"We spoke about how Kohli went about it. We knew [Cheteshwar] Pujara, even Kohli, one of the most explosive batters, got to 20 off 25, 26 balls, then the rest of his innings took whatever it was," Hick said on SEN on Saturday.
"For the best player in the world to change his innings and play like that, if you can't be on the same field as him and watch him and learn from what he is doing, then you are in the wrong space. There are certain things our players can take out of that. It takes a lot of discipline, a lot of patience and, on top of that, you have got to bat with intent."

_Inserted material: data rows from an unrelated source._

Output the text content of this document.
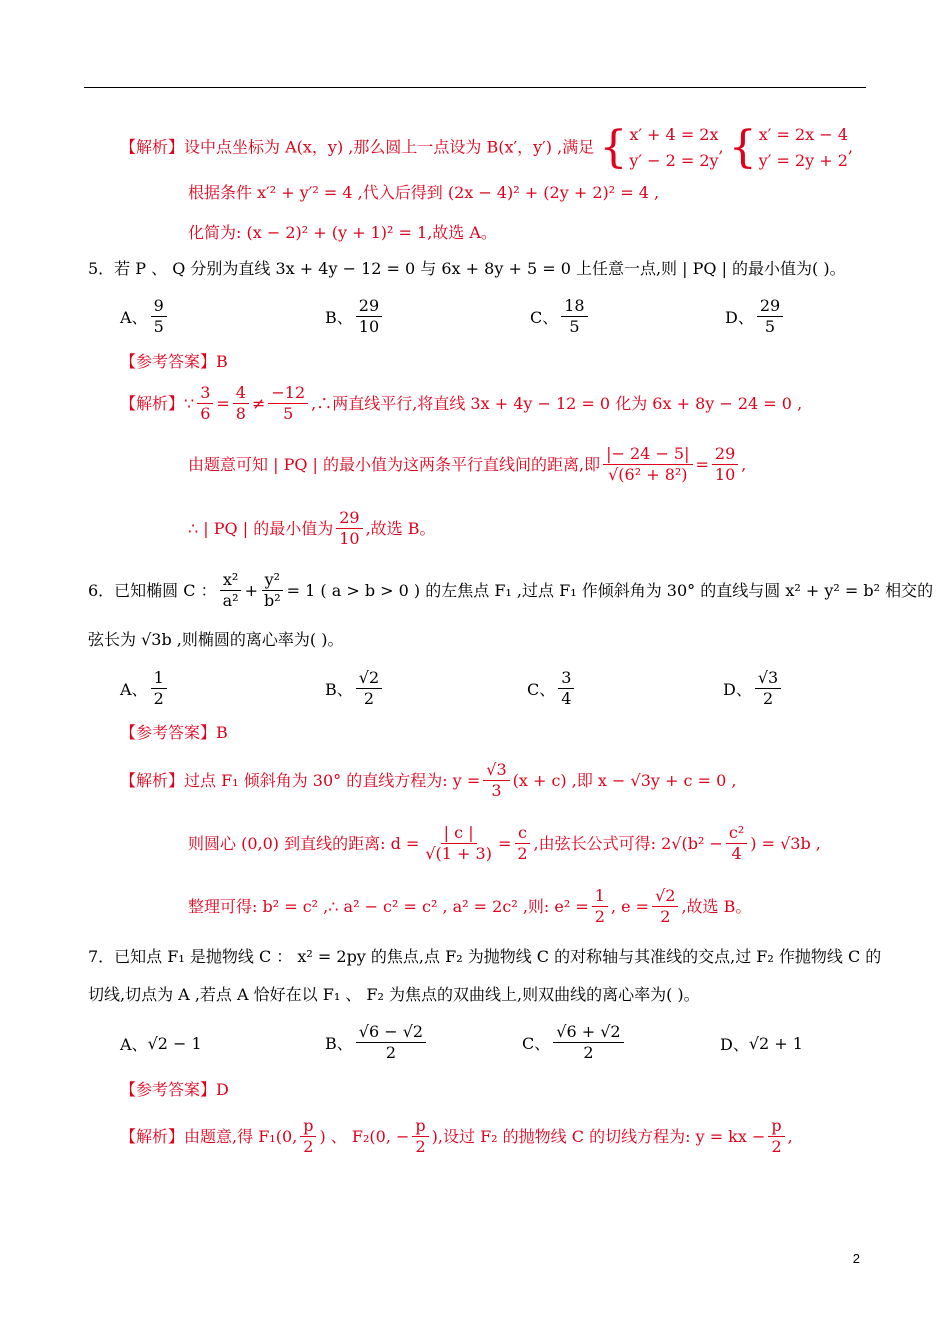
【解析】设中点坐标为 A(x，y) ,那么圆上一点设为 B(x′，y′) ,满足 { x′ + 4 = 2x
y′ − 2 = 2y
, { x′ = 2x − 4
y′ = 2y + 2
,
根据条件 x′² + y′² = 4 ,代入后得到 (2x − 4)² + (2y + 2)² = 4 ,
化简为: (x − 2)² + (y + 1)² = 1,故选 A。
5．若 P 、 Q 分别为直线 3x + 4y − 12 = 0 与 6x + 8y + 5 = 0 上任意一点,则 | PQ | 的最小值为( )。
A、 $\frac{9}{5}$	B、 $\frac{29}{10}$	C、 $\frac{18}{5}$	D、 $\frac{29}{5}$
【参考答案】B
【解析】 ∵ $\frac{3}{6} = \frac{4}{8} \ne \frac{-12}{5}$ ,∴两直线平行,将直线 3x + 4y − 12 = 0 化为 6x + 8y − 24 = 0 ,
由题意可知 | PQ | 的最小值为这两条平行直线间的距离,即 $\frac{|- 24 - 5|}{\text{√(6² + 8²)}} = \frac{29}{10}$ ,
∴ | PQ | 的最小值为 $\frac{29}{10}$ ,故选 B。
6．已知椭圆 C ： $\frac{\text{x²}}{\text{a²}} + \frac{\text{y²}}{\text{b²}} = 1$ ( a > b > 0 ) 的左焦点 F₁ ,过点 F₁ 作倾斜角为 30° 的直线与圆 x² + y² = b² 相交的
弦长为 √3b ,则椭圆的离心率为( )。
A、 $\frac{1}{2}$	B、 $\frac{√2}{2}$	C、 $\frac{3}{4}$	D、 $\frac{√3}{2}$
【参考答案】B
【解析】 过点 F₁ 倾斜角为 30° 的直线方程为: $y = \frac{√3}{3} (x + c)$ ,即 x − √3y + c = 0 ,
则圆心 (0,0) 到直线的距离: $d = \frac{| c |}{√(1 + 3)} = \frac{c}{2}$ ,由弦长公式可得: $2√(b^2 - \frac{\text{c²}}{4}$ ) = √3b ,
整理可得: b² = c² ,∴ a² − c² = c² , a² = 2c² ,则: $e^2 = \frac{1}{2}$ , $e = \frac{√2}{2}$ ,故选 B。
7．已知点 F₁ 是抛物线 C ： x² = 2py 的焦点,点 F₂ 为抛物线 C 的对称轴与其准线的交点,过 F₂ 作抛物线 C 的
切线,切点为 A ,若点 A 恰好在以 F₁ 、 F₂ 为焦点的双曲线上,则双曲线的离心率为( )。
A、 √2 − 1	B、 $\frac{√6 - √2}{2}$	C、 $\frac{√6 + √2}{2}$	D、 √2 + 1
【参考答案】D
【解析】 由题意,得 F₁(0, $\frac{p}{2}$ ) 、 F₂(0, − $\frac{p}{2}$ ),设过 F₂ 的抛物线 C 的切线方程为: y = kx − $\frac{p}{2}$ ,
2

Pujara scored a patient 106 - his second century of the series - while Kohli continued on his merry ways cracking 82 as India declared on 443/7 in their first innings. In reply, the Australian batsmen withered away under a Jasprit Bumrah onslaught with the pacer returning career-best figures of 6/33 to bowl the hosts out for 151.
None of the batsmen seemed to have the application to survive for long stretches which Hick admitted was "disappointing."
"Our batting line-up has got a lot of learning to do," he said. "It's disappointing as a head coach. You feel if you are putting the work in and doing the right things, over a period of time, the players learn. Unfortunately, it's not the easiest thing to learn out in the middle at the MCG of the Boxing Day Test match.
"You have got to learn quickly in international cricket these days because you don't get a lot of time to remedy what you might feel is wrong."
Hick also admitted the massive gulf between India's star-studded batting lineup and Australia's inexperienced top order, which was missing two of its biggest names in Steve Smith and David Warner.
"They're certainly on top of their game and have a lot of international cricket under their belt. In some respects our batting line-up is maybe at the other end of the spectrum," Hick said.